Celebrando a la natureza, la Pacha Mama, de que somos parte y que es vital para nuestra existência.

 ……..

Apelando a la sabidura de todas las culturas que nos enriquecen como sociedad.

No Capítulo VII da mesma Constituição se desenvolve o Regime do Bom Viver (artigo 340 e segs.)

Concebem-se novos direitos.

Quais seriam estes direitos?

Responde-se, sem exaustão, apenas exemplificativamente:

  • a aplicação dos saberes ancestrais

  • água e alimentação sadia

  • cultura física e tempo livre

  • mobilidade social

  • natureza e ambiente

  • biodiversidade

  • solo

  • ecologia urbana

  • energias alternativas

  • idoso, o maior de 65 anos de idade

  • prevê os direitos dos consumidores

  • reconhece os povos afroequatorianos, indígenas e montúbios.

  • obrigatoriedade de consulta popular sobre a exploração de recursos naturais não renováveis

  • educação intercultural bilíngue

  • obrigação do Estado recorrer a consultas populares em temas de interesse da sociedade

  • voto obrigatório para as pessoas com mais de 18 anos

  • voto facultativo para as pessoas entre 16 e 18 anos

  • direito a honra e ao bom nome

  • dever de não ser ocioso, não mentir, não roubar.

  • admite a ação de proteção para o amparo de direito reconhecido na Constituição.

Constata-se, nesta visão superficial, a riqueza da nova Constituição da República do Equador.

Em texto anterior – Lições do Meio do Mundo -, examinou-se a formação da Corte Constitucional do país andino.

Constatou-se a forma clara, aberta e moral da escolha dos integrantes daquele alto órgão judicante.

Há muito que apreender na Constituição equatoriana.

Pena:

Hoje,  nestas bordas do Atlântico,há visão unilateral do mundo.

Perde-se muito.

A diversidade cultural tem muito a ensinar.

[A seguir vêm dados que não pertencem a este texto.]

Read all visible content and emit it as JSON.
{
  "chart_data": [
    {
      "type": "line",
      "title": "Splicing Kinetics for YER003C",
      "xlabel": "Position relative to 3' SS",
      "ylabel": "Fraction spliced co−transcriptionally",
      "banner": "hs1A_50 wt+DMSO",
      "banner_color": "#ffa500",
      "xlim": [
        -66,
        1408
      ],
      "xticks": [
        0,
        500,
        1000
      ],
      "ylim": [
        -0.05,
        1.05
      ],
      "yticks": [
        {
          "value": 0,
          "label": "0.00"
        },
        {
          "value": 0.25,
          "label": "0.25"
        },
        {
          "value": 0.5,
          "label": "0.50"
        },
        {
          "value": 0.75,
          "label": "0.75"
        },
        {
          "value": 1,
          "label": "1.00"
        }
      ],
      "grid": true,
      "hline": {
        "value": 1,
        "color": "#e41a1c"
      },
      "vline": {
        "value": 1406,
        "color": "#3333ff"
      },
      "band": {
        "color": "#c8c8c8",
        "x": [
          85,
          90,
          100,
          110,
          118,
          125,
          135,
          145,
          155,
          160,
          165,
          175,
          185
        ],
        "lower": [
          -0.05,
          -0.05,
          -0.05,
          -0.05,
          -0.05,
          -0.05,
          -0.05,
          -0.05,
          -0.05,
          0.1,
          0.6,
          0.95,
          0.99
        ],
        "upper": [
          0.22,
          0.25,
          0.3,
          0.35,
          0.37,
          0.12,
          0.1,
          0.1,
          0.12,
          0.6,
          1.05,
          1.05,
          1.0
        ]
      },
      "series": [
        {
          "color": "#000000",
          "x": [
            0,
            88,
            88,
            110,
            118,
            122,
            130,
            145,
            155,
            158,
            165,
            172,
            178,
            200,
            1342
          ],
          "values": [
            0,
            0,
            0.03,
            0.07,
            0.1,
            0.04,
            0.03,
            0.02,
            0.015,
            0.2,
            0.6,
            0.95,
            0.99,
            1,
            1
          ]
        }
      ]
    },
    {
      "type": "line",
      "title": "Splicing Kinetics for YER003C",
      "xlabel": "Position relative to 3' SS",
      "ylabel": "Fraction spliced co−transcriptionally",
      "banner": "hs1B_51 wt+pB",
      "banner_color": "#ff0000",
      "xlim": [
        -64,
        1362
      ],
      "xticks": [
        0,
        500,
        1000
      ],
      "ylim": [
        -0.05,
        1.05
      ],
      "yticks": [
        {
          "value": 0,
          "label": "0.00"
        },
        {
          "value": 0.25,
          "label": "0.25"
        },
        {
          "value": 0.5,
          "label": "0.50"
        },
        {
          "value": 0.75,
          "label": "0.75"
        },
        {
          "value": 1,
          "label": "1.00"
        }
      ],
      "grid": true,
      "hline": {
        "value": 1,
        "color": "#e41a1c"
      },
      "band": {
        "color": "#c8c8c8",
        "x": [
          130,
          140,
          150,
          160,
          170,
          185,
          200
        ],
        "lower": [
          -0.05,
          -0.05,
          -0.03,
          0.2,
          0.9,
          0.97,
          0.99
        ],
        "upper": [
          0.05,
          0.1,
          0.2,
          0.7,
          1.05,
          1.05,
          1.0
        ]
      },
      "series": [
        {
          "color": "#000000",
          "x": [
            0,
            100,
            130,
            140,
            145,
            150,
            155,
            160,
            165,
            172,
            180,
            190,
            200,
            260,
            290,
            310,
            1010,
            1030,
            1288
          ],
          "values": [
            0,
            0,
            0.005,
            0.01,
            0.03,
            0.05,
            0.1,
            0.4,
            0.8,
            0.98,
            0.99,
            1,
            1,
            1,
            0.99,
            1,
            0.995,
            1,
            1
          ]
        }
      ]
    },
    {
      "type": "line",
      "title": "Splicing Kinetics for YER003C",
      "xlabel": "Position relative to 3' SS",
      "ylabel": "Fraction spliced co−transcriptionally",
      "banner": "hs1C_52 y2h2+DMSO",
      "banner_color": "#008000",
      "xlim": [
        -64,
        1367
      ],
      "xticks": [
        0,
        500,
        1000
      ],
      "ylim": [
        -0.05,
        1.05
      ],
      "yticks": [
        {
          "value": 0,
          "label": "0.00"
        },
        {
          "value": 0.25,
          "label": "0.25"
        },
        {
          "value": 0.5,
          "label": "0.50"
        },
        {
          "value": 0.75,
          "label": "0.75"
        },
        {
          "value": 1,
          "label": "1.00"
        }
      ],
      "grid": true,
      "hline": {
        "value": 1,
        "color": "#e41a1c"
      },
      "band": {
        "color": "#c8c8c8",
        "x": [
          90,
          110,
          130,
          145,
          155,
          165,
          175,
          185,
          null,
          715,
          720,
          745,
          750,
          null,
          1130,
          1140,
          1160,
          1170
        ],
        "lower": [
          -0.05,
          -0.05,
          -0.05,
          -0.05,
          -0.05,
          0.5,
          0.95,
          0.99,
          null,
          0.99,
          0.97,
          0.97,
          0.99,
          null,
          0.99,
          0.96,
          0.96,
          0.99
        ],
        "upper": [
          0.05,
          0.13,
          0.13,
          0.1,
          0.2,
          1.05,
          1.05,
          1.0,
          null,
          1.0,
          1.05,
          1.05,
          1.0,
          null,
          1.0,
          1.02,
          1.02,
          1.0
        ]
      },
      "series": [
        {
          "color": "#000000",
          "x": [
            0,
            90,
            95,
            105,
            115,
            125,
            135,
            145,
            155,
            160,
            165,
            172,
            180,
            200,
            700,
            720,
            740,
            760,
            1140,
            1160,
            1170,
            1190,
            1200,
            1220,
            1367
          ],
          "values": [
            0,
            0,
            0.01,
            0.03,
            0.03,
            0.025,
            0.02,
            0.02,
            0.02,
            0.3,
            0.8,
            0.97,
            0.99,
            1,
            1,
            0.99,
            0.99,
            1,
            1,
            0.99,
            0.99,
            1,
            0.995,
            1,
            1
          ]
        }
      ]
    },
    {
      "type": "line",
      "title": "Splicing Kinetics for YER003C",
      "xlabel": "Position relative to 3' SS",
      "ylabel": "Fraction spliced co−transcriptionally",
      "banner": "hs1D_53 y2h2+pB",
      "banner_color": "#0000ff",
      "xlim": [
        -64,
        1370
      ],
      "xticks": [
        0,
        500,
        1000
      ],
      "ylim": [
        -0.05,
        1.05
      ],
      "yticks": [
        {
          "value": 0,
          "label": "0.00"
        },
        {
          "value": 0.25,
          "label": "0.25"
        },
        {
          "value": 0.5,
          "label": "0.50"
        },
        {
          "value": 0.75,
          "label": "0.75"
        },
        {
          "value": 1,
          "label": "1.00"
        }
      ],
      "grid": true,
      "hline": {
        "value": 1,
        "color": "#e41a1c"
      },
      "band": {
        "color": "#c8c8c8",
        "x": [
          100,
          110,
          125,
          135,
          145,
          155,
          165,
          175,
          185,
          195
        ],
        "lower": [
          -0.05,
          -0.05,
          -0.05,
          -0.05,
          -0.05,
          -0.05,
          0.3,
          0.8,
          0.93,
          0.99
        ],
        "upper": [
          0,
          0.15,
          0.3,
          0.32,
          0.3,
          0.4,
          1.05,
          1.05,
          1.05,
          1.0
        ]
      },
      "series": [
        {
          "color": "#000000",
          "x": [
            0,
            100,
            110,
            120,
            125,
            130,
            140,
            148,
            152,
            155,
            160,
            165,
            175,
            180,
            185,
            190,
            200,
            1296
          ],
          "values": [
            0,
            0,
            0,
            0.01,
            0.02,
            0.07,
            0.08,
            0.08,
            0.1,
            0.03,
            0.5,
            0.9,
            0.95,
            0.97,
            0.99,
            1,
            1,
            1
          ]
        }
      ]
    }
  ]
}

Particularmente, a dos povos latino americanos.

Companheiros na travessia histórica.

 

 

 

 

Referências.

 

Calderon, Francisco Garcia – Las democracias latinas de America – Biblioteca Ayacucho – Venezuela – 1979.

La Vega, Inca Garcilaso – Los Incas – Comentariosreales de los incas – Ediciones El Lector – Arequipa – Peru – 2012.

Velázquez, Santiago Velazquez – La Corte Constitucional delEcuador y el estado constitucional de derechos y justiça – Atelier – Barcelona – 2018.

Llosa, Mario Garcia – in El ensayo hispano-americano delSiglo XX – John Skiriu, compilador – Fondo de CuluraEcnómico – 5º edição – México.

Santamaria, Ramiro Ávila – El neoconstitucionalismo transformador – Alberto Acosta y Esperaza Martinez, Editores – Quito – 2011.

Gargarella, Roberto – La sala de máquinas de laConstitución – Katz – Buenos Aires – 2014.

Lembo, Cláudio – Lições do Meio do Mundo in cepes. org.br/site – 2019/02/18.